Наступила пора империй, передела земель, передела народов. Эстетика – несмотря на вселенские аппетиты императоров – вселенской быть перестала. Так случилось по той простой причине, что конфликты императоров с папами и спор национальных вариантов христианства с католичеством исключали единую эстетику и единую этику.
Универсалии эпохи Возрождения, которые казались неоспоримыми для Боттичелли и Микеланджело, были успешно разъяты на части номиналистами, и мыслители от Оккама до Бертрана Рассела, от фон Хайека до Фуко показали, что единого блага для всех нет.

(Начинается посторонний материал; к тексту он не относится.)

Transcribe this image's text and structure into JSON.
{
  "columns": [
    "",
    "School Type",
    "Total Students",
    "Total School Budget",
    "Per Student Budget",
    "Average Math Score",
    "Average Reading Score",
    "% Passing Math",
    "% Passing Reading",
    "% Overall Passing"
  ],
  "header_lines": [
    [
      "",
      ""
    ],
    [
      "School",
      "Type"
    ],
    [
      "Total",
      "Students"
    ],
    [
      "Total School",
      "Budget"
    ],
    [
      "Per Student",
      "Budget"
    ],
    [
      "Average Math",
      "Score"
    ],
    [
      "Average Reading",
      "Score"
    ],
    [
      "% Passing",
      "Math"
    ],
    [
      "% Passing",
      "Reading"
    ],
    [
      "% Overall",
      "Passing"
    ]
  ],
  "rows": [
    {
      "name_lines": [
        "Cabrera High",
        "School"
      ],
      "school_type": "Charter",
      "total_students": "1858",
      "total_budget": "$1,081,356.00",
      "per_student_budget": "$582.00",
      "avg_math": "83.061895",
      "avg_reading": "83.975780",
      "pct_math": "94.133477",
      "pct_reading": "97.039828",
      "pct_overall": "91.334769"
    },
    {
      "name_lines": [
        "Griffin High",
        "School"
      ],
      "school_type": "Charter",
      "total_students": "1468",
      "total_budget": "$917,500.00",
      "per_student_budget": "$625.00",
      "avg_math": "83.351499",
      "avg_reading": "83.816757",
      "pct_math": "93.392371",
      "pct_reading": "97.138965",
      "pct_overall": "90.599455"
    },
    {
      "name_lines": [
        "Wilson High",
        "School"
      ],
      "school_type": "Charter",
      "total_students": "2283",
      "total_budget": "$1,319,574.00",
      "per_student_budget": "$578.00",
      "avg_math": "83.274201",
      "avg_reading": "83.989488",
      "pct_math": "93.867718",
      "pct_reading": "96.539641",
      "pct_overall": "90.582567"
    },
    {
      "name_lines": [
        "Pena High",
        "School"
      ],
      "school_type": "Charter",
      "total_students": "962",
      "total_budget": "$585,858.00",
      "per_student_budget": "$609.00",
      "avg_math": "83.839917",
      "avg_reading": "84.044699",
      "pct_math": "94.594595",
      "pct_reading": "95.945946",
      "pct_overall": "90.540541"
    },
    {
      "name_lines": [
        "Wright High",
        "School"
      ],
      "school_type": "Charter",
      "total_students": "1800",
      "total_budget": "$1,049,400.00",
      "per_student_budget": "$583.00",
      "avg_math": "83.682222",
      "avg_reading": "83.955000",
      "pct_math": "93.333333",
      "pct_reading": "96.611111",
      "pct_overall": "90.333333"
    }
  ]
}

Дискурс разъят на бесчисленное количество нарративов, пользуясь терминологией тех, кто отменил утопию Ренессанса. И спустя пятьсот лет после Ренессанса на ту эпоху оборачиваются лишь как на одну из школ, и мысль о том, что ренессансов могло быть несколько, что идея Ренессанса себя не исчерпала, выглядит смешной.
Отмена ренессансной эстетики принесла больше бед, нежели война; оказалась опасней, нежели ложь правительства. Это означало буквально следующее – отныне для германского крестьянина и английского землепашца не существует общей морали. Пришла череда бесплодных крестьянских войн, затем настала пора безумных войн религиозных. Пришел протестантизм, превративший христианство в набор национальных верований – и ничего не осталось от генерального утверждения Сикстинской капеллы.
Грюневальд оставил образ замученного Христа в беспросветной ночи, а портретист-номиналист Ганс Гольбейн написал короля Генриха VIII. И так все кончилось.
На закате Ренессанса на сцену истории вышли Эразм и Микеланджело, Мор и Шекспир, Рабле и Брейгель. Смеясь и плача, подвели итог республиканской утопии, они оспорили националистическую концепцию Лютера, они высмеяли попов и королей, они утвердили идею общества равных, концепцию добродетели, понятой как выражение свободной воли. Еще раз, после итальянских гуманистов, произнесли в полный голос: истина и благо не бывают национальными, но могут быть только общими, для всего человечества. Правда не бывает одной для одного и другой для другого; правда – едина для всех. Достоинство человека есть неприкосновенная драгоценность, поскольку достоинство заключается в том, чтобы признать ближнего равным себе, не угнетать, не властвовать.
В драме «Сэр Томас Мор» (загадочное сочинение семи авторов, одним из которых называют Шекспира, выражает то сокровенное почтение, которое английские интеллектуалы испытывают к своему мученику) в уста Томаса Мора вложены следующие слова:
Люди станут в подлинном смысле слова людьми, только будучи абсолютно свободными и живя единой семьей – этому учат и Мор, и Эразм, и Рабле.
Лучшего наследника итальянский гуманизм получить бы не смог.
Было ли сделанное Эразмом, Мором и Рабле – несбыточным идеалом?
Мор был обезглавлен, Эразм почти забыт, а последними словами Рабле, умершего в нищете, были слова «я иду искать великое Быть Может». Пройдет немного времени, и за эту же работу возьмется Гете. А потом Маркс. И потом ван Гог. Их тоже забудут; во всяком случае, их «поиски абсолюта» станут весьма быстро не нужны – социокультурная эволюция ищет отнюдь не абсолютные, но промежуточные ценности, которые обменивает на иные в процессе ротации поколений. Это ведь утопия – соединить античную свободу и христианское служение.
Однако так именно и движется история: от христианского гуманиста – к христианскому гуманисту. И никак иначе.
Надо отважиться на обобщение. Возрождение – это утопический проект человечества. Не случайно, но абсолютно закономерно Возрождение выразило себя через утопии – «Утопию» Томаса Мора, Телемскую утопию Рабле, утопическое представление об истории человеческого рода Микеланджело, утопии Боттичелли и сказки позднего Шекспира, Дон Кихота Сервантеса и моральные императивы Эразма, утопические коммуны Брейгеля и Платоновскую академию Фичино, город справедливого правления Лоренцетти и трактаты о свободе воли Лоренцо Валлы.